From: William on 27 Jul 2010 15:22 angle = input('Enter angle of trajectory= '); %Angle V= input('Enter velocity= '); %Velocity p= input('Enter Position of elevation= '); %Position G= 9.8; %Gravity t=0:0.1:20; %# of Calculations %% h= t*V*cos(angle); %height f= p+t*V*sin(angle) - 1/2*G*t.^2; %flight plot(h,f,'-'); set(gca,'xlim',[0,length(h)/2],'ylim',[0,(max(f)+5)]) %Graphical restrictions % note the +5 in max(f)+5 is only to grow the graph slightly, for later annotation % space.

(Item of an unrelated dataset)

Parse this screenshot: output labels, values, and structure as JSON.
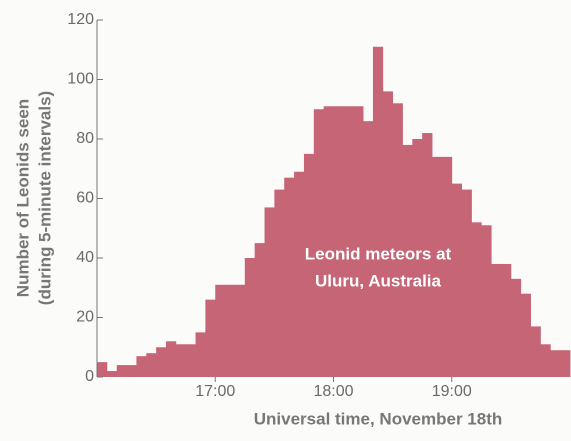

Just about any input you can imagine doesnt allow the x format to work correctly, but here are some. angle = 45 velocity = 55 position = 10 or angle = 45 velocity = 155 position = 10
From: Alan B on 27 Jul 2010 15:32 "William " <william.baxter(a)oit.edu> wrote in message <i2nblf$rj8$1(a)fred.mathworks.com>... > angle = input('Enter angle of trajectory= '); %Angle > V= input('Enter velocity= '); %Velocity > p= input('Enter Position of elevation= '); %Position > G= 9.8; %Gravity > t=0:0.1:20; %# of Calculations > > %% > h= t*V*cos(angle); %height > f= p+t*V*sin(angle) - 1/2*G*t.^2; %flight > plot(h,f,'-'); > set(gca,'xlim',[0,length(h)/2],'ylim',[0,(max(f)+5)]) %Graphical restrictions > > % note the +5 in max(f)+5 is only to grow the graph slightly, for later annotation > % space. > > Just about any input you can imagine doesnt allow the x format to work correctly, but here are some... Maybe you should use max(h) WITHOUT dividing by 2? I don't know why you can't just use this very straightforward solution: set(gca,'xlim',[min(h), max(h)],'ylim',[min(f), max(f)]) %Graphical restrictions
From: us on 27 Jul 2010 15:36
"William " <william.baxter(a)oit.edu> wrote in message <i2nblf$rj8$1(a)fred.mathworks.com>... > angle = input('Enter angle of trajectory= '); %Angle > V= input('Enter velocity= '); %Velocity > p= input('Enter Position of elevation= '); %Position > G= 9.8; %Gravity > t=0:0.1:20; %# of Calculations > > %% > h= t*V*cos(angle); %height > f= p+t*V*sin(angle) - 1/2*G*t.^2; %flight > plot(h,f,'-'); > set(gca,'xlim',[0,length(h)/2],'ylim',[0,(max(f)+5)]) %Graphical restrictions > > % note the +5 in max(f)+5 is only to grow the graph slightly, for later annotation > % space. > > Just about any input you can imagine doesnt allow the x format to work correctly, but here are some. > > angle = 45 > velocity = 55 > position = 10 well... you're still using LENGTH()... why(?)... set(gca,'xlim',[0,length(h)/2],'ylim',[0,(max(f)+5)]) %Graphical restrictions using your input, then yrng=.1*(max(f)-min(f)); % <- +/- 10% for the eye... set(gca,'xlim',[0,max(h)],'ylim',[min(f)-yrng,max(f)+yrng]); % displays reasonably well... us |